Ángel Ganivet, precursor de la generación del 98, sostenía que los españoles "no podemos ser demócratas, porque queremos demasiado a nuestra familia". Hacía referencia a "la aglomeración en los cargos públicos de gentes enlazadas por vínculos familiares. No gritemos contra los yernos, los sobrinos, los cuñados y los primos, porque ahí está nuestra salvación, en ese plantel de aristócratas de nuevo cuño que en el porvenir han de dar muchos días de gloria a la patria, o por lo menos a sus respectivas familias".

A la muerte del general Franco los partidos, prohibidos durante cuarenta años, llegaron con hambre atrasada de poder e invadieron parcelas públicas en las que nunca deberían haber entrado; así, hiperlegitimados por su pasada proscripción, ocuparon ayuntamientos, diputaciones, instituciones autonómicas y centrales, órganos reguladores y empresas públicas sin recato alguno, colocando a militantes y familiares en puestos de todo tipo.

La pasividad de la sociedad española ante el nepotismo muestra que la democracia, muchas veces, es más un rótulo que suscita adhesiones que un compendio de valores que informan la conducta

Esa irrupción en la cosa pública demuestra el poco espíritu democrático de quienes así actúan. La pasividad de la sociedad española ante este atropello muestra que la democracia, muchas veces, es más un rótulo que suscita adhesiones que un compendio de valores que informan la conducta.

El nepotismo, una auténtica gangrena en muchos pequeños municipios, empresas públicas y órganos autonómicos, implica quebrantar el principio de igualdad para el desempeño de cargos públicos. Los revolucionarios franceses proclamaron en 1789 que "puesto que todos los ciudadanos son iguales ante la ley, todos ellos pueden presentarse y ser elegidos para cualquier dignidad, cargo o empleo públicos, según sus capacidades y sin otra distinción que la de sus virtudes y aptitudes".

Sin embargo, hoy, la aristocracia persiste: el nepotismo perpetúa la tiranía del apellido (y del carnet); miles de empleos y cargos públicos están reservados exclusivamente para parientes, amigos, conmilitones o afines del gobernante. No hablo solo de representar a España ante el Banco Mundial, sino también de ocupar una delegación exterior de la Generalitat o ser empleado de alta dirección de Transports Metropolitans de Barcelona. Los criterios de mérito y capacidad se soslayan en beneficio del poder clientelar de la aristocracia de los partidos. Y ello en detrimento de la calidad del servicio público y del prestigio de las instituciones. No existe tan solo la familia de sangre, sino también la familia política, entendiendo por tal la que comulga con una misma ideología y... ¡ay!, come en la misma mesa.

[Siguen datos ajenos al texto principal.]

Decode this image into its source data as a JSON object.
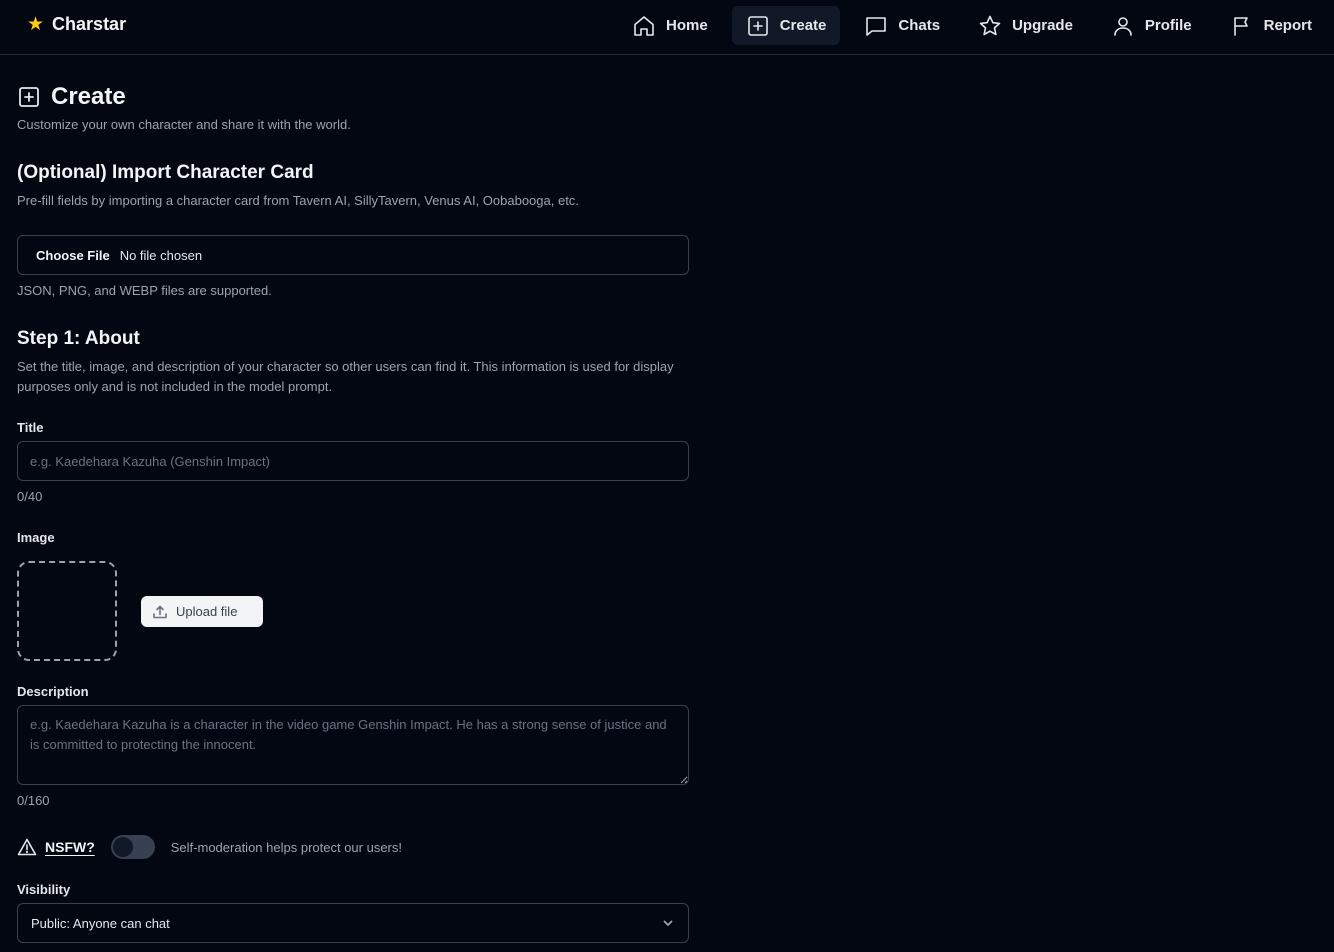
{
  "header": {
    "brand": "Charstar",
    "nav": [
      {
        "label": "Home",
        "icon": "home-icon"
      },
      {
        "label": "Create",
        "icon": "plus-square-icon",
        "active": true
      },
      {
        "label": "Chats",
        "icon": "chat-bubble-icon"
      },
      {
        "label": "Upgrade",
        "icon": "star-icon"
      },
      {
        "label": "Profile",
        "icon": "user-icon"
      },
      {
        "label": "Report",
        "icon": "flag-icon"
      }
    ]
  },
  "page": {
    "title": "Create",
    "subtitle": "Customize your own character and share it with the world."
  },
  "import": {
    "heading": "(Optional) Import Character Card",
    "description": "Pre-fill fields by importing a character card from Tavern AI, SillyTavern, Venus AI, Oobabooga, etc.",
    "button": "Choose File",
    "status": "No file chosen",
    "hint": "JSON, PNG, and WEBP files are supported."
  },
  "step1": {
    "heading": "Step 1: About",
    "description": "Set the title, image, and description of your character so other users can find it. This information is used for display purposes only and is not included in the model prompt.",
    "title_label": "Title",
    "title_placeholder": "e.g. Kaedehara Kazuha (Genshin Impact)",
    "title_count": "0/40",
    "image_label": "Image",
    "upload_label": "Upload file",
    "description_label": "Description",
    "description_placeholder": "e.g. Kaedehara Kazuha is a character in the video game Genshin Impact. He has a strong sense of justice and is committed to protecting the innocent.",
    "description_count": "0/160",
    "nsfw_label": "NSFW?",
    "nsfw_hint": "Self-moderation helps protect our users!",
    "visibility_label": "Visibility",
    "visibility_value": "Public: Anyone can chat"
  },
  "colors": {
    "background": "#030712",
    "border": "#374151",
    "muted_text": "#9ca3af",
    "brand_star": "#facc15"
  }
}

Familia procede etimológicamente del latín fames (hambre), es decir, grupo de parientes o sirvientes que sacian juntos el hambre. Hoy las familias políticas se enseñorean de los cargos públicos y en ellos cazan, como si de cotos privados se tratara. Los cambios de gobierno implican quitar un señor y poner a otro, y sustituir de la ubre pública unas familias por otras.

¿No es ya la apropiación de los empleos públicos la antesala de la apropiación del erario público?

El problema no está en las personas que gobiernan, puesto que en la naturaleza humana está la tendencia a abusar del poder. No, el problema radica en las leyes que otorgan a los gobernantes amplísimas atribuciones en orden a la cobertura de empleos públicos, leyes que permiten que las comisiones de selección de personal estén integradas por políticos designados por otros políticos, que permiten abusar de la libre designación o de la contratación laboral (más discrecional)... Son numerosas las triquiñuelas que emplean las familias políticas para apropiarse de la función pública. No habrá regeneración democrática sin lucha por el carácter público de los empleos públicos.

Y otra consecuencia indeseada: los lazos clientelares impiden que los que reciben el cargo denuncien la corrupción de quienes se lo han otorgado. El silencio viene obligado por el agradecimiento y la esperanza de otra recompensa futura. Clientelismo y corrupción van dados de la mano. A fin de cuentas, ¿no es ya la apropiación de los empleos públicos la antesala de la apropiación del erario público?